Table 2.
Data type | Number of entriesa (2011‐09‐15) | Number of entries (2016‐08‐15) |
---|---|---|
GK FSTs | ∼133,000 | 143,601 |
Lines | 71,235b | 77,034c |
with segregation data | 15,289 | 20,037 |
available at NASC | 9,644 | 13,967 |
Insertion alleles (predicted genome hits) | 88,580d | 95,233d |
analyzed with final result | 16,081e | 26,319e |
delivered to individual users | 6,816 | 7,819 |
confirmed and available at NASC | 9,653f | 14,280f |
Distinct genes covered | 21,005 | 24,789 |
protein coding genes | 19,120 | 20,697 |
RNA-encoding genes | 182 | 988 |
pseudogenes | 420 | 481 |
transposable element genes | 1,283 | 1,416 |
Distinct CDSi covered | 13,037 | 14,235 |
a Numbers as of September 15, 2011, taken from (Kleinboelting et al. 2012).

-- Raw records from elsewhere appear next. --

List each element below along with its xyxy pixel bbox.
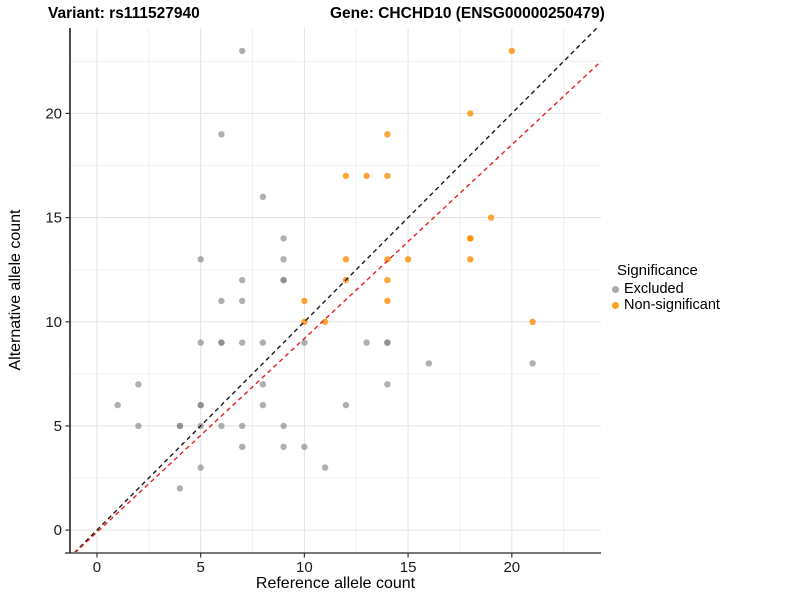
point-excluded xyxy=(384,339,391,346)
point-non-significant xyxy=(384,131,391,138)
point-excluded xyxy=(301,339,308,346)
y-tick-label: 20 xyxy=(45,105,62,122)
point-excluded xyxy=(218,422,225,430)
point-excluded xyxy=(259,339,267,346)
point-excluded xyxy=(280,443,287,450)
point-excluded xyxy=(176,422,184,430)
point-excluded xyxy=(301,443,308,450)
point-non-significant xyxy=(529,318,536,325)
nonsignificant-swatch-icon xyxy=(612,301,619,309)
point-excluded xyxy=(218,131,225,138)
point-excluded xyxy=(239,422,246,430)
point-excluded xyxy=(176,485,184,492)
point-excluded xyxy=(239,276,246,284)
point-non-significant xyxy=(467,110,474,117)
point-non-significant xyxy=(363,172,370,180)
y-tick-label: 5 xyxy=(54,418,62,435)
point-non-significant xyxy=(384,256,391,263)
x-tick-label: 10 xyxy=(296,559,313,576)
legend-item-label-excluded: Excluded xyxy=(624,281,684,297)
point-excluded xyxy=(135,381,142,388)
x-tick-label: 5 xyxy=(197,559,205,576)
plot-title-variant: Variant: rs111527940 xyxy=(48,5,200,22)
y-axis-title: Alternative allele count xyxy=(7,209,24,371)
x-tick-label: 15 xyxy=(400,559,417,576)
y-tick-label: 15 xyxy=(45,210,62,227)
y-tick-label: 0 xyxy=(54,522,62,539)
fit-line xyxy=(74,60,602,554)
legend-item-excluded: Excluded xyxy=(612,281,720,298)
point-excluded xyxy=(280,256,287,263)
excluded-swatch-icon xyxy=(612,286,619,294)
point-excluded xyxy=(114,401,121,409)
point-non-significant xyxy=(301,297,308,305)
point-non-significant xyxy=(384,172,391,180)
point-non-significant xyxy=(384,297,391,305)
point-excluded xyxy=(218,297,225,305)
legend: Significance Excluded Non-significant xyxy=(612,262,720,313)
y-tick-label: 10 xyxy=(45,314,62,331)
legend-title: Significance xyxy=(617,262,698,279)
x-axis-title: Reference allele count xyxy=(255,575,416,592)
point-excluded xyxy=(425,360,432,367)
point-excluded xyxy=(135,422,142,430)
point-excluded xyxy=(259,401,267,409)
point-excluded xyxy=(342,401,350,409)
point-non-significant xyxy=(404,256,412,263)
x-tick-label: 0 xyxy=(93,559,101,576)
identity-line xyxy=(73,27,598,554)
legend-item-nonsignificant: Non-significant xyxy=(612,296,720,314)
point-excluded xyxy=(280,276,287,284)
plot-title-gene: Gene: CHCHD10 (ENSG00000250479) xyxy=(330,5,605,22)
point-non-significant xyxy=(321,318,329,325)
point-excluded xyxy=(197,256,204,263)
legend-item-label-nonsignificant: Non-significant xyxy=(624,296,720,313)
point-non-significant xyxy=(342,172,350,180)
point-excluded xyxy=(197,401,204,409)
point-excluded xyxy=(529,360,536,367)
point-excluded xyxy=(280,235,287,242)
point-non-significant xyxy=(384,276,391,284)
x-tick-label: 20 xyxy=(503,559,520,576)
point-excluded xyxy=(218,339,225,346)
point-non-significant xyxy=(467,256,474,263)
point-excluded xyxy=(197,464,204,471)
point-non-significant xyxy=(467,235,474,242)
point-non-significant xyxy=(342,256,350,263)
point-excluded xyxy=(197,339,204,346)
point-non-significant xyxy=(487,214,495,221)
point-excluded xyxy=(321,464,329,471)
point-excluded xyxy=(384,381,391,388)
point-excluded xyxy=(259,381,267,388)
point-excluded xyxy=(259,193,267,200)
point-excluded xyxy=(280,422,287,430)
point-excluded xyxy=(239,339,246,346)
point-excluded xyxy=(239,443,246,450)
point-excluded xyxy=(363,339,370,346)
point-excluded xyxy=(239,47,246,55)
point-non-significant xyxy=(508,47,515,55)
point-excluded xyxy=(239,297,246,305)
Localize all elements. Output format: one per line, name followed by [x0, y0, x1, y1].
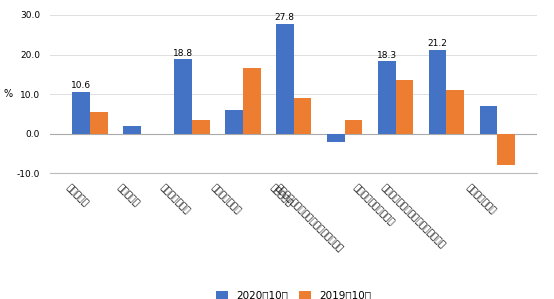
Bar [480, 106, 497, 134]
Bar [192, 120, 209, 134]
Bar [225, 110, 243, 134]
Bar [174, 59, 192, 134]
Bar [327, 134, 345, 142]
Bar [429, 50, 447, 134]
Text: 27.8: 27.8 [275, 13, 295, 22]
Bar [276, 24, 294, 134]
Bar [345, 120, 362, 134]
Bar [497, 134, 515, 166]
Bar [243, 68, 260, 134]
Bar [123, 126, 141, 134]
Text: 18.8: 18.8 [173, 49, 193, 58]
Text: 10.6: 10.6 [71, 81, 91, 90]
Legend: 2020年10月, 2019年10月: 2020年10月, 2019年10月 [212, 286, 376, 299]
Bar [447, 90, 464, 134]
Bar [396, 80, 413, 134]
Bar [378, 61, 396, 134]
Bar [294, 98, 311, 134]
Bar [90, 112, 107, 134]
Y-axis label: %: % [4, 89, 13, 99]
Text: 21.2: 21.2 [428, 39, 448, 48]
Bar [72, 92, 90, 134]
Text: 18.3: 18.3 [377, 51, 397, 60]
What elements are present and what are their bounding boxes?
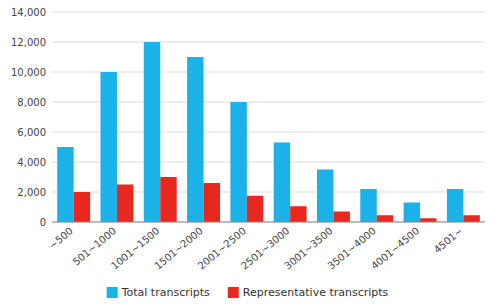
legend-item: Total transcripts: [107, 286, 210, 299]
y-tick-label: 8,000: [17, 97, 46, 108]
bar: [230, 102, 246, 222]
bar: [247, 196, 263, 222]
bar: [290, 206, 306, 222]
bar: [144, 42, 160, 222]
bar: [74, 192, 90, 222]
y-tick-label: 2,000: [17, 187, 46, 198]
bar: [333, 212, 349, 223]
legend-item: Representative transcripts: [228, 286, 389, 299]
legend: Total transcripts Representative transcri…: [107, 286, 389, 299]
x-axis-line: [52, 222, 485, 223]
legend-swatch: [107, 287, 118, 298]
x-tick-label: 4501~: [432, 225, 465, 255]
y-tick-label: 14,000: [11, 7, 46, 18]
grid-line: [52, 222, 485, 223]
x-tick-label: 4001~4500: [369, 225, 421, 272]
bar: [447, 189, 463, 222]
bar: [360, 189, 376, 222]
legend-swatch: [228, 287, 239, 298]
y-axis: 0 2,000 4,000 6,000 8,000 10,000 12,000 14,000: [11, 7, 485, 228]
y-tick-label: 4,000: [17, 157, 46, 168]
grid-line: [52, 42, 485, 43]
y-tick-label: 10,000: [11, 67, 46, 78]
bar: [160, 177, 176, 222]
x-tick-label: ~500: [47, 225, 75, 251]
bar: [100, 72, 116, 222]
bar: [463, 215, 479, 222]
bar: [317, 170, 333, 223]
bar: [187, 57, 203, 222]
y-tick-label: 0: [40, 217, 46, 228]
y-tick-label: 12,000: [11, 37, 46, 48]
bar: [377, 215, 393, 222]
chart: 0 2,000 4,000 6,000 8,000 10,000 12,000 14,000 ~…: [0, 0, 495, 306]
bar: [274, 143, 290, 223]
y-tick-label: 6,000: [17, 127, 46, 138]
legend-label: Total transcripts: [121, 286, 210, 299]
grid-line: [52, 12, 485, 13]
legend-label: Representative transcripts: [243, 286, 389, 299]
bar: [404, 203, 420, 223]
bar: [57, 147, 73, 222]
x-axis: ~500501~10001001~15001501~20002001~25002…: [47, 222, 485, 272]
bars: [57, 42, 480, 222]
bar: [117, 185, 133, 223]
bar: [420, 218, 436, 222]
bar: [204, 183, 220, 222]
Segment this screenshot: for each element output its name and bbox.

b Database release version 24.
c Database release version 28 from August 15, 2016.
d Insertion alleles are different from lines, because a line can contain several insertions. An insertion is expected to be different from another one in the same line if the distance between the two predicted insertion positions is at least 20 kbp (Kleinboelting et al. 2015). The gain of 6,653 predicted insertion alleles (from 88,580 (September 15, 2011) to 95,233 (August 15, 2016)) is in part due to data from the Ecker group (O’Malley et al. in preparation). Selected GK-lines were analyzed by TDNA-Seq using Illumina technology (NCBI accession numbers KG779961 to KG787552), and the resulting predictions have been included in SimpleSearch. In addition, 119 cases are derived from ‘composite FSTs’ as described (Huep et al. 2014).
e A final result can be ‘confirmed’, but also ‘failed to confirm’ or ‘part of a contamination group’; see (Kleinboelting et al. 2012).
f For each confirmed insertion there are confirmation sequences available which are generated from the amplicon that spans the T-DNA/genome sequence junction. For about 1,400 insertions there are data from both (the ‘north’ and the ‘south’) junction of the inserted T-DNA sequences (Kleinboelting et al. 2015).